Bilateral salpingectomy is permanent and irreversible. Unlike tubal ligation, where reversal surgery is sometimes attempted, there is no way to reconnect tubes that have been fully removed. Natural conception is not possible afterward because eggs released by the ovaries have no way to reach the uterus or encounter sperm.

However, pregnancy through IVF remains an option. IVF bypasses the fallopian tubes entirely. Eggs are retrieved directly from the ovaries, fertilized with sperm in a laboratory, and the resulting embryo is transferred into the uterus. Because your ovaries still function normally after salpingectomy, they can respond to the fertility medications used in IVF cycles. For anyone considering this surgery who thinks they might want biological children in the future, IVF is the primary path to pregnancy afterward.

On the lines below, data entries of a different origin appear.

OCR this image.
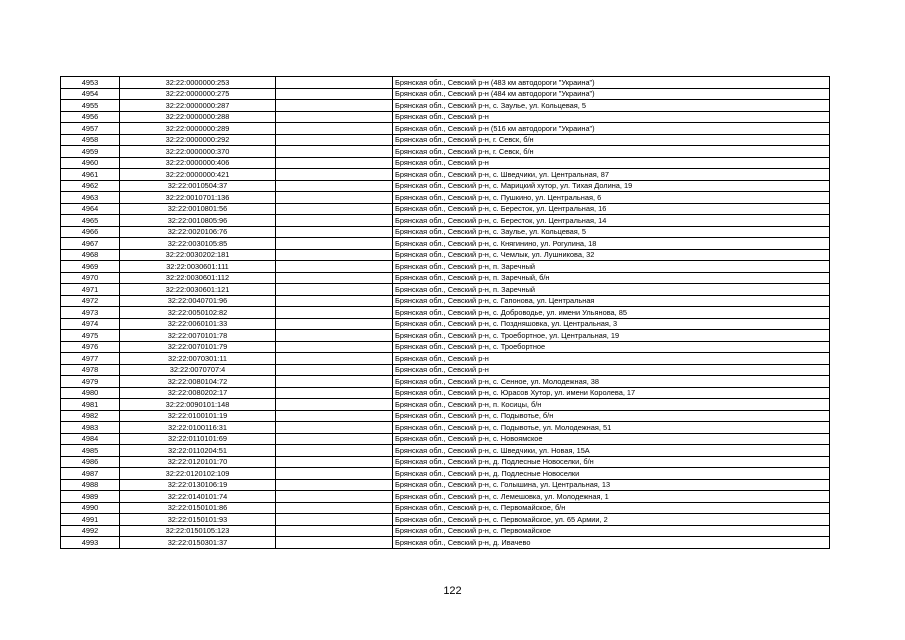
4953	32:22:0000000:253		Брянская обл., Севский р-н (483 км автодороги "Украина")
4954	32:22:0000000:275		Брянская обл., Севский р-н (484 км автодороги "Украина")
4955	32:22:0000000:287		Брянская обл., Севский р-н, с. Заулье, ул. Кольцевая, 5
4956	32:22:0000000:288		Брянская обл., Севский р-н
4957	32:22:0000000:289		Брянская обл., Севский р-н (516 км автодороги "Украина")
4958	32:22:0000000:292		Брянская обл., Севский р-н, г. Севск, б/н
4959	32:22:0000000:370		Брянская обл., Севский р-н, г. Севск, б/н
4960	32:22:0000000:406		Брянская обл., Севский р-н
4961	32:22:0000000:421		Брянская обл., Севский р-н, с. Шведчики, ул. Центральная, 87
4962	32:22:0010504:37		Брянская обл., Севский р-н, с. Марицкий хутор, ул. Тихая Долина, 19
4963	32:22:0010701:136		Брянская обл., Севский р-н, с. Пушкино, ул. Центральная, 6
4964	32:22:0010801:56		Брянская обл., Севский р-н, с. Береcток, ул. Центральная, 16
4965	32:22:0010805:96		Брянская обл., Севский р-н, с. Береcток, ул. Центральная, 14
4966	32:22:0020106:76		Брянская обл., Севский р-н, с. Заулье, ул. Кольцевая, 5
4967	32:22:0030105:85		Брянская обл., Севский р-н, с. Княгинино, ул. Рогулина, 18
4968	32:22:0030202:181		Брянская обл., Севский р-н, с. Чемлык, ул. Лушникова, 32
4969	32:22:0030601:111		Брянская обл., Севский р-н, п. Заречный
4970	32:22:0030601:112		Брянская обл., Севский р-н, п. Заречный, б/н
4971	32:22:0030601:121		Брянская обл., Севский р-н, п. Заречный
4972	32:22:0040701:96		Брянская обл., Севский р-н, с. Гапонова, ул. Центральная
4973	32:22:0050102:82		Брянская обл., Севский р-н, с. Доброводье, ул. имени Ульянова, 85
4974	32:22:0060101:33		Брянская обл., Севский р-н, с. Поздняшовка, ул. Центральная, 3
4975	32:22:0070101:78		Брянская обл., Севский р-н, с. Троебортное, ул. Центральная, 19
4976	32:22:0070101:79		Брянская обл., Севский р-н, с. Троебортное
4977	32:22:0070301:11		Брянская обл., Севский р-н
4978	32:22:0070707:4		Брянская обл., Севский р-н
4979	32:22:0080104:72		Брянская обл., Севский р-н, с. Сенное, ул. Молодежная, 38
4980	32:22:0080202:17		Брянская обл., Севский р-н, с. Юрасов Хутор, ул. имени Королева, 17
4981	32:22:0090101:148		Брянская обл., Севский р-н, п. Косицы, б/н
4982	32:22:0100101:19		Брянская обл., Севский р-н, с. Подывотье, б/н
4983	32:22:0100116:31		Брянская обл., Севский р-н, с. Подывотье, ул. Молодежная, 51
4984	32:22:0110101:69		Брянская обл., Севский р-н, с. Новоямское
4985	32:22:0110204:51		Брянская обл., Севский р-н, с. Шведчики, ул. Новая, 15А
4986	32:22:0120101:70		Брянская обл., Севский р-н, д. Подлесные Новоселки, б/н
4987	32:22:0120102:109		Брянская обл., Севский р-н, д. Подлесные Новоселки
4988	32:22:0130106:19		Брянская обл., Севский р-н, с. Голышина, ул. Центральная, 13
4989	32:22:0140101:74		Брянская обл., Севский р-н, с. Лемешовка, ул. Молодежная, 1
4990	32:22:0150101:86		Брянская обл., Севский р-н, с. Первомайское, б/н
4991	32:22:0150101:93		Брянская обл., Севский р-н, с. Первомайское, ул. 65 Армии, 2
4992	32:22:0150105:123		Брянская обл., Севский р-н, с. Первомайское
4993	32:22:0150301:37		Брянская обл., Севский р-н, д. Ивачево
122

How It Compares to Tubal Ligation

Traditional tubal ligation blocks the fallopian tubes by cutting, tying, clipping, or cauterizing them, but leaves the tubes in the body. Bilateral salpingectomy removes them entirely. The two procedures have similar surgery times, complication rates, and recovery periods when both are done laparoscopically.

The practical differences come down to two things. First, salpingectomy offers a much larger reduction in ovarian cancer risk (65% versus 28%). Second, it eliminates the small but real possibility of tubal ligation failure, where a blocked tube reopens or a gap allows sperm to pass through. Because of these advantages, many gynecologists now recommend salpingectomy over traditional tubal ligation when a patient is seeking permanent sterilization.